I'm not suggesting that any of this is routine, or even particularly common in scholarly publishing. There's a lot of exaggeration for comic effect. Nonetheless, that niggling grain of truth remains. Particularly when you consider that the outcome is most likely not an outright 'reject' but a round of time-consuming revisions to include the reviewer's extensive back catalogue, or to explain the method in words of one syllable to readers who have been using it for years. That's not a system which is functioning efficiently.

Of course, we're aware that peer review isn't perfect. Studies have looked at whether specific groups - young people, women, ethnic minorities - are unfairly disadvantaged. And there's been a long debate around the relative merits of single-blind, double-blind and open peer review.
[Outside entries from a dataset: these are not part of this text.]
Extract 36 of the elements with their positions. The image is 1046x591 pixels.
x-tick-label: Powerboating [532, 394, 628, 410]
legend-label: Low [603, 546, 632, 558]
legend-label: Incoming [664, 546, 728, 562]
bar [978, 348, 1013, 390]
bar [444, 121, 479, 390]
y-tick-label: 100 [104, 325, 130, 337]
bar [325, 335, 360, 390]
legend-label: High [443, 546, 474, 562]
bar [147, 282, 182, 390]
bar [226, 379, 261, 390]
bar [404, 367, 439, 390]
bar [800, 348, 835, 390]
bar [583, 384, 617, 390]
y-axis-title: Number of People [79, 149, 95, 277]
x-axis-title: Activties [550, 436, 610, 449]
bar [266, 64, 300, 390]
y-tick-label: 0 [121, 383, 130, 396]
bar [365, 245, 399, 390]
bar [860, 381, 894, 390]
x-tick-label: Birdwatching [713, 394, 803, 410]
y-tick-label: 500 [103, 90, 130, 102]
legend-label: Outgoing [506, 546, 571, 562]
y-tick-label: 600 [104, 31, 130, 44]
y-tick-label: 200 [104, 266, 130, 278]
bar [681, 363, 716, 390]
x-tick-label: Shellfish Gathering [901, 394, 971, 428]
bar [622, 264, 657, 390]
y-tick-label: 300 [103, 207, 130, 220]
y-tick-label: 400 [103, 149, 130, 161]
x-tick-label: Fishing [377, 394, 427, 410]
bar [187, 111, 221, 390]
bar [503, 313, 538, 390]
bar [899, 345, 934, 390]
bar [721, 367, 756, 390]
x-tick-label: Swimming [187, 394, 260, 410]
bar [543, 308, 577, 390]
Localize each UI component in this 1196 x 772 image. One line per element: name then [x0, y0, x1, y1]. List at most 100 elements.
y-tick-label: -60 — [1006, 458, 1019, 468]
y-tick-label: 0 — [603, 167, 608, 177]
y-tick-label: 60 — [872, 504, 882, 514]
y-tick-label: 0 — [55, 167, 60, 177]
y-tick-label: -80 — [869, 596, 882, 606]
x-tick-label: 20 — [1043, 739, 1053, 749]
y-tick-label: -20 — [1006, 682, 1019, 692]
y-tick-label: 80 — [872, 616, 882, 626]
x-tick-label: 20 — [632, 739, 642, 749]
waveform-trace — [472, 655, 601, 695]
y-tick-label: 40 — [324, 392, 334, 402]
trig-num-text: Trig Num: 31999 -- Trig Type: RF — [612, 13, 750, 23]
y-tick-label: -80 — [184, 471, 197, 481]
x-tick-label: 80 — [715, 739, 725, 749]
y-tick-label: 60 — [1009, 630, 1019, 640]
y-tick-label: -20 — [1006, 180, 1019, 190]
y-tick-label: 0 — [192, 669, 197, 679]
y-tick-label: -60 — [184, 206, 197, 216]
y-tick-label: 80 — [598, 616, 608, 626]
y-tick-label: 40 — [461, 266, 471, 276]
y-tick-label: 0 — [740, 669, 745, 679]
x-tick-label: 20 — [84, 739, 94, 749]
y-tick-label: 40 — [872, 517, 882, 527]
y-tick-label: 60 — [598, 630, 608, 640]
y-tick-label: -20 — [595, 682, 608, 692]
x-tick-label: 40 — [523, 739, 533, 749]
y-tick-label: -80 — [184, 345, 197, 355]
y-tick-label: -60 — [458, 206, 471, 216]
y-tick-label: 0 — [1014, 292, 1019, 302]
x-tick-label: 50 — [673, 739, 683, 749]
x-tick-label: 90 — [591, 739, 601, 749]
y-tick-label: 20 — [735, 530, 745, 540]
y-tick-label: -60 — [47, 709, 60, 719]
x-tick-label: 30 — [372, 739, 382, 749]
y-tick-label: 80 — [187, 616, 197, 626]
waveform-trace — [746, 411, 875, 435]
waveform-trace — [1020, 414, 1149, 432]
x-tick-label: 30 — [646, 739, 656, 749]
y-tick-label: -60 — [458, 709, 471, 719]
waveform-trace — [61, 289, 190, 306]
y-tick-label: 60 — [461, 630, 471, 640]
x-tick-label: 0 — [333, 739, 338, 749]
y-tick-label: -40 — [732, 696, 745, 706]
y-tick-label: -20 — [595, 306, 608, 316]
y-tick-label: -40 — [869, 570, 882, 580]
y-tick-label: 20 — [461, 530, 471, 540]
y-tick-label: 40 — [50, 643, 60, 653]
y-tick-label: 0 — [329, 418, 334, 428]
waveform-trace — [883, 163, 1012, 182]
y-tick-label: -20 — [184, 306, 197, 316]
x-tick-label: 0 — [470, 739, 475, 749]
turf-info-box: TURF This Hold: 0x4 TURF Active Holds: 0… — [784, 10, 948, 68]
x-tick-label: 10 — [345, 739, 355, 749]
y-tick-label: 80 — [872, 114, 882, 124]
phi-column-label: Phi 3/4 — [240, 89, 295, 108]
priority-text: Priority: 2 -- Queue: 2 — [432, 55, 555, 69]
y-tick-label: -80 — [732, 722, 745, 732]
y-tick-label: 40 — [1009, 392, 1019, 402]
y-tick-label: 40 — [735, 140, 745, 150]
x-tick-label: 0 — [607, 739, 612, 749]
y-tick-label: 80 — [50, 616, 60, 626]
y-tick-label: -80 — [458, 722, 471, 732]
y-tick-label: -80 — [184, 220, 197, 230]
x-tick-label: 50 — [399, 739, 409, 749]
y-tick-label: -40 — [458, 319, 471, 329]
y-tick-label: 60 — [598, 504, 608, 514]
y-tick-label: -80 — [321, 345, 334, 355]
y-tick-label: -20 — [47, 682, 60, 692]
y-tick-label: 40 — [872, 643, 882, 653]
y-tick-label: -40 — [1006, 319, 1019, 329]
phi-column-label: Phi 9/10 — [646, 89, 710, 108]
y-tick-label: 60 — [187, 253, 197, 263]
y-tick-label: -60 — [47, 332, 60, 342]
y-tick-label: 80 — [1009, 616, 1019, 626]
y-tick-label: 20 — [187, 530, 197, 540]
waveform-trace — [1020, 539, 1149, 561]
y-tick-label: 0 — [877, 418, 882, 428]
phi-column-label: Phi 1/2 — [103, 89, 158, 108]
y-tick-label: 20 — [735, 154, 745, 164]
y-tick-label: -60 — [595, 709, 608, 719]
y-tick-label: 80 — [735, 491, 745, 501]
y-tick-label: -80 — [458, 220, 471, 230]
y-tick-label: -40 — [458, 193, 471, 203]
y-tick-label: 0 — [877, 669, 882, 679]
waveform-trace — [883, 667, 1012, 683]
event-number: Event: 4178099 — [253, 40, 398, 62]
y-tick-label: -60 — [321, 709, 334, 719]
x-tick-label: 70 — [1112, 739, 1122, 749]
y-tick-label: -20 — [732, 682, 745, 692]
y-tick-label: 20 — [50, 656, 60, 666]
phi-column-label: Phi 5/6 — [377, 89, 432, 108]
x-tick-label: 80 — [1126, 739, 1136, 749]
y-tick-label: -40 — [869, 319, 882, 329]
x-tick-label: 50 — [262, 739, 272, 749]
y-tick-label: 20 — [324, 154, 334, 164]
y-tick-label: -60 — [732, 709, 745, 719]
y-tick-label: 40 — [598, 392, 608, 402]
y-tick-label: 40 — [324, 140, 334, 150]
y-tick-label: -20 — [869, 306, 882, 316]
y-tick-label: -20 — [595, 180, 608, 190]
But I'm not aware of any studies which look at the underlying process of peer review - whether the attributes identified in the twitter stream are nonexistent, niche or widespread, and what that means for the content that makes up, broadly speaking, the scholarly literature.

You might argue that there are some experiments underway which could help move things on. Initiatives such as PLoS One, the altmetrics movement and a current study at the University of Tennessee looking at how researchers assign authority to scholarly outputs are all working within the same territory as peer review. To that, I would say that these experiments are primarily about assessing significance rather than quality. Most are working with outputs that either haven't been quality assured at all (blogs, for example etc) or those which have been formally published (journal articles) and have therefore already been through peer review to check they're technically sound. Indeed, this is the key aim of PLoS One, and the area where altmetrics probably have the strongest claim to usefulness (for now, at least).

So, we must assume that there are some - not many, but some - articles which are technically sound, but which don't ever make it through the peer review process to post-publication judgement because they've come up against the barriers outlined in the stream of tweets. And, that there are some - fewer, probably - articles which aren't technically sound but do make it through the peer review process, to be judged by readers only on their significance while the quality is taken as read.

Perhaps this isn't a great revelation. But my strong impression, on reading what started out as a lighthearted distraction from work, is that we really should look beyond the jokes to talk about this seriously. As governments, funders and researchers themselves press for changes in the way research is communicated - including sharing new types of work such as datasets - we should seize the opportunity to ask whether peer review is the only - or, indeed, the best - way to ensure that scholarly communication works effectively. I'm not saying that we have the answers. But we never will, unless we overcome our peer review taboo and start to ask the question.